Over the last 20 years, I have spent much time and energy in the arena with those who are in poverty financially and who are continually marginalized in our culture because of it. I have also spent a fair amount of time reading, discussing and thinking about poverty. My most treasured resource is a book called A Framework for Understanding Poverty by Ruby K. Payne. In the book, Ms. Payne defines poverty as “the extent to which an individual does without resources.” She also lists eight categories in which we can experience poverty: financial, emotional, mental, spiritual, physical, support systems, relationships/role models, and knowledge of hidden rules.
I have often wondered why it is so difficult for many of us to recognize and have compassion for those in financial poverty. After many hours of researching, conversing and reflecting on this, I believe we have trouble seeing financially poor people because we cannot see our own poverty.
Each time that I reflect on where I am in relationship to the eight categories of resources, my paradigm shifts to a greater understanding and awareness not only of myself but also of those around me. It is humbling to acknowledge my own levels of poverty versus abundance. When I do, I feel a sense of shame and inadequacy. But I also realize that I do not want others to look at me with pity and judgement. Rather I want them to look at me and offer love, respect, dignity and support so that I can create abundance again.
Our own internal struggles with lack make it easy to ignore the pain and suffering of others. As we wallow in our own, we look at the surface of others because we are living on the surface of ourselves. It takes courage to go deeper, sometimes a tremendous amount of courage, because the fear is what if we are like them? What if they are like us? What if we recognize how poor we really are? What if they find out how poor we really are? Our stories, our fears, our anxieties, our hopes, our desires, our gifts have an opportunity to either cripple us or lift us up.

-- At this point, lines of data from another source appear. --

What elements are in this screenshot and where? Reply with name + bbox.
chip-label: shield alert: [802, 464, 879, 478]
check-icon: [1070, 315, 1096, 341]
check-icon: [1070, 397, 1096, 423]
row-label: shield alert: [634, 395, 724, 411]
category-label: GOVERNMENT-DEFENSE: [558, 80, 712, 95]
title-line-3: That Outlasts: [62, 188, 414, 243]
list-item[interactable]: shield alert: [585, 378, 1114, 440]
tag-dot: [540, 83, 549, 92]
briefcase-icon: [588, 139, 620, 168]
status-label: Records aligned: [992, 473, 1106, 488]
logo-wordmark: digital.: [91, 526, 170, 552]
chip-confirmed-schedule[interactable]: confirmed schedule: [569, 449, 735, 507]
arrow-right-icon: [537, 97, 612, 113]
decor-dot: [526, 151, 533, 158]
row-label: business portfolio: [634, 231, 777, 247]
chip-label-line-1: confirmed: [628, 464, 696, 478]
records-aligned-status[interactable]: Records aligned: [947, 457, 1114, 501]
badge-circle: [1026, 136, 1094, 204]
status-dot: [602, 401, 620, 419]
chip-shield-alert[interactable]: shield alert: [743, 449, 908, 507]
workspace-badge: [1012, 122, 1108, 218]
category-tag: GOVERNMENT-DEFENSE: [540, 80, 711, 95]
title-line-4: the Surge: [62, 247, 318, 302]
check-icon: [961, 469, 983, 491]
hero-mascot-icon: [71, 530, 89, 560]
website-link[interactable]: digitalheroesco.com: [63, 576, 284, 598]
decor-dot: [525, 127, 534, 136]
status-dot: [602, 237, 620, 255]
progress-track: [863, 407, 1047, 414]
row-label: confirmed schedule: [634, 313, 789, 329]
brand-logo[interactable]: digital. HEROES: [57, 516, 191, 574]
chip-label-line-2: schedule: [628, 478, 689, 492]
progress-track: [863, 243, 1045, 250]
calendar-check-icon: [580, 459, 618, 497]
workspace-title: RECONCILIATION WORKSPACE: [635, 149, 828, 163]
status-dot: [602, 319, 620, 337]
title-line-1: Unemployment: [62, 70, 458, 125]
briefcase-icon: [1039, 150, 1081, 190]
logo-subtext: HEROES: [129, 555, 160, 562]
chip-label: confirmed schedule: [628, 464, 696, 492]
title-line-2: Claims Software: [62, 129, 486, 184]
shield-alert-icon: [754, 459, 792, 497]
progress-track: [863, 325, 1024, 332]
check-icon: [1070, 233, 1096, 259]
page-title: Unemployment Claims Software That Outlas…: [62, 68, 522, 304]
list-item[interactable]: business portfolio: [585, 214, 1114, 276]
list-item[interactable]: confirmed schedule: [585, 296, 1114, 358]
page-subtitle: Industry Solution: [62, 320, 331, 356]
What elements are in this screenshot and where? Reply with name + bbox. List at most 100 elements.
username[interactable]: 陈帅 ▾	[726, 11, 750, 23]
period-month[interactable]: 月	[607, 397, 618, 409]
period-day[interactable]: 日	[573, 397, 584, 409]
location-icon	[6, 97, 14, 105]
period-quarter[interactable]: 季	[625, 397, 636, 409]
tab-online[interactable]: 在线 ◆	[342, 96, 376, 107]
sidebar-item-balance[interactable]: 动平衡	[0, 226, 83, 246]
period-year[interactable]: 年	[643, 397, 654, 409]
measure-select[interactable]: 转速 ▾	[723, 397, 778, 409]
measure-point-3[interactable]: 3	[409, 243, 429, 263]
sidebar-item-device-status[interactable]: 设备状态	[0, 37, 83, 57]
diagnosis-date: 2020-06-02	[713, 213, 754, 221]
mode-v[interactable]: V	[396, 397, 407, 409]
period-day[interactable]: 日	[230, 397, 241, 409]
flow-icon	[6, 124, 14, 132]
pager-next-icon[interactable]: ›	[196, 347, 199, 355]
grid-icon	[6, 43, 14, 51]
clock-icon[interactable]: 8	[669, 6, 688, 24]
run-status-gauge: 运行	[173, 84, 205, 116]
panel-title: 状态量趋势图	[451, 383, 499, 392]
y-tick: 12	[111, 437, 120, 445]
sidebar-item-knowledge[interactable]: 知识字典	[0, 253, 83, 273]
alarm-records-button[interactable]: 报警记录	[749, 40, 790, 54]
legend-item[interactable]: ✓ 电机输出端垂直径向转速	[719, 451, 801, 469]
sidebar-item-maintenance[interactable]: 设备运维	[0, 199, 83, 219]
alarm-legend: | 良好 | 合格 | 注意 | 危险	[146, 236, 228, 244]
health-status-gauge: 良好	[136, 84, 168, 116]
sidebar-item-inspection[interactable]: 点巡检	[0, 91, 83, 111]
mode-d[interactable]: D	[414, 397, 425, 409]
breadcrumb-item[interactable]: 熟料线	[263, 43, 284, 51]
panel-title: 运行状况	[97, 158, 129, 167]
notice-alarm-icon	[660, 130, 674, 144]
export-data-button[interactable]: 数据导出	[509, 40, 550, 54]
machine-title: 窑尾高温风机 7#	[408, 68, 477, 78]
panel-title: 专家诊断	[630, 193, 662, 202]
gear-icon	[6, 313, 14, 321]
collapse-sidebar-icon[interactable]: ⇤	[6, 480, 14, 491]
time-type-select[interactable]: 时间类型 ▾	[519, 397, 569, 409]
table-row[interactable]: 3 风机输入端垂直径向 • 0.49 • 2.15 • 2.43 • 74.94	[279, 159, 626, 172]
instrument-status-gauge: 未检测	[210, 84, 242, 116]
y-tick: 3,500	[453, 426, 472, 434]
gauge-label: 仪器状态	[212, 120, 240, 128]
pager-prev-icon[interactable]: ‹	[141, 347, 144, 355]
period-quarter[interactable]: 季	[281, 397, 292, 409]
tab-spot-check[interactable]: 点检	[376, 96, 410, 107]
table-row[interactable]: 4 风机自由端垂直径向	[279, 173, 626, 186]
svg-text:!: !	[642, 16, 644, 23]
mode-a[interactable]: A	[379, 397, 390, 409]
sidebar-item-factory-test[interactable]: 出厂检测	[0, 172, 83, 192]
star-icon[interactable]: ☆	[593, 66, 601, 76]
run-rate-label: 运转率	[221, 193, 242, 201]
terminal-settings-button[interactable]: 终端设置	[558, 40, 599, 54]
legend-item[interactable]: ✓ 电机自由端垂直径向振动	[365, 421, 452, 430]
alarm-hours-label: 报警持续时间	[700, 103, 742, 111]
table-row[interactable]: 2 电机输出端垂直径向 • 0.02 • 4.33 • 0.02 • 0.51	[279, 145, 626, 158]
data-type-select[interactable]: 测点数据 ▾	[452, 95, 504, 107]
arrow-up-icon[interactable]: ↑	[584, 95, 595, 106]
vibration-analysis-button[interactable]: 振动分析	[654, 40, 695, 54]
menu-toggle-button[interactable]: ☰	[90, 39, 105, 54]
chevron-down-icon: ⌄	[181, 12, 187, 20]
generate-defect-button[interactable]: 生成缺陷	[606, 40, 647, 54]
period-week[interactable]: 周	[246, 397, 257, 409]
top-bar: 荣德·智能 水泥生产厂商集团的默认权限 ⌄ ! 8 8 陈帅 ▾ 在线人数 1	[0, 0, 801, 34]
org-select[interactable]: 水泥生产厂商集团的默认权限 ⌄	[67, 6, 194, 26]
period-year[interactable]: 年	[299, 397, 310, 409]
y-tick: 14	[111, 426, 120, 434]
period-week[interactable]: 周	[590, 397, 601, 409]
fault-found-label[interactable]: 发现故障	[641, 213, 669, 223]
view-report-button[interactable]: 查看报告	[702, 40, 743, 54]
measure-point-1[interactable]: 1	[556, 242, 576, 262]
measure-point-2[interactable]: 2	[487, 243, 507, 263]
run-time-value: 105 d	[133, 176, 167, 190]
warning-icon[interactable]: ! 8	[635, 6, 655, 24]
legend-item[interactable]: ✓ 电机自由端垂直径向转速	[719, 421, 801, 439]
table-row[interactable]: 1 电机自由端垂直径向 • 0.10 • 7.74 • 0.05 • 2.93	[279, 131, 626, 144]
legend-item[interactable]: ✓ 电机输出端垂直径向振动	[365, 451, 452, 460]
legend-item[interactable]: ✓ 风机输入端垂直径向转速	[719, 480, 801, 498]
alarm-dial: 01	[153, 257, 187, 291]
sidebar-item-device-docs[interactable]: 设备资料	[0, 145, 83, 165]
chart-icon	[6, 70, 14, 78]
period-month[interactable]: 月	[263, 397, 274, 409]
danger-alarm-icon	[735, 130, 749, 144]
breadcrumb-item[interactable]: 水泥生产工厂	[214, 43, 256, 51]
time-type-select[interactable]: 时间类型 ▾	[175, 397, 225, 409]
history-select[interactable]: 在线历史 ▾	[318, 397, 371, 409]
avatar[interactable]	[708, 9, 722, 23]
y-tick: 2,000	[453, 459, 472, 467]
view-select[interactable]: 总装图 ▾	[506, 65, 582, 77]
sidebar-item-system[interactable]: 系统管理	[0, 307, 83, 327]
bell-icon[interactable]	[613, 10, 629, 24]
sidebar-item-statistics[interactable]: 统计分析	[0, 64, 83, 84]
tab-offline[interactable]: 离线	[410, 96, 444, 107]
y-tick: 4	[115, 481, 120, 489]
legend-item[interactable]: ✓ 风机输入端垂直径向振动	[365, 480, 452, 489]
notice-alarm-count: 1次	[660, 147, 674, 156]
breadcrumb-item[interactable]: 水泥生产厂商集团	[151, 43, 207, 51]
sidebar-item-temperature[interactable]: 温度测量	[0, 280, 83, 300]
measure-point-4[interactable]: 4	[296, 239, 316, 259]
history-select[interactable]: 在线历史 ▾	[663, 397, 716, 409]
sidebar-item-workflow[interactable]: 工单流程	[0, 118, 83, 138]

Imagine if we could expand our cultural definition of poverty to include all eight of these categories and give equal weight to each one. Perhaps that is where the beauty lies...in our similarities. I encourage each of us to tap into our courage and reflect on our resources. Then let’s go out to seek assistance and guidance where we live in poverty and offer that where we live in abundance. Let’s create that world we want to live in and let’s do it for the good of the whole.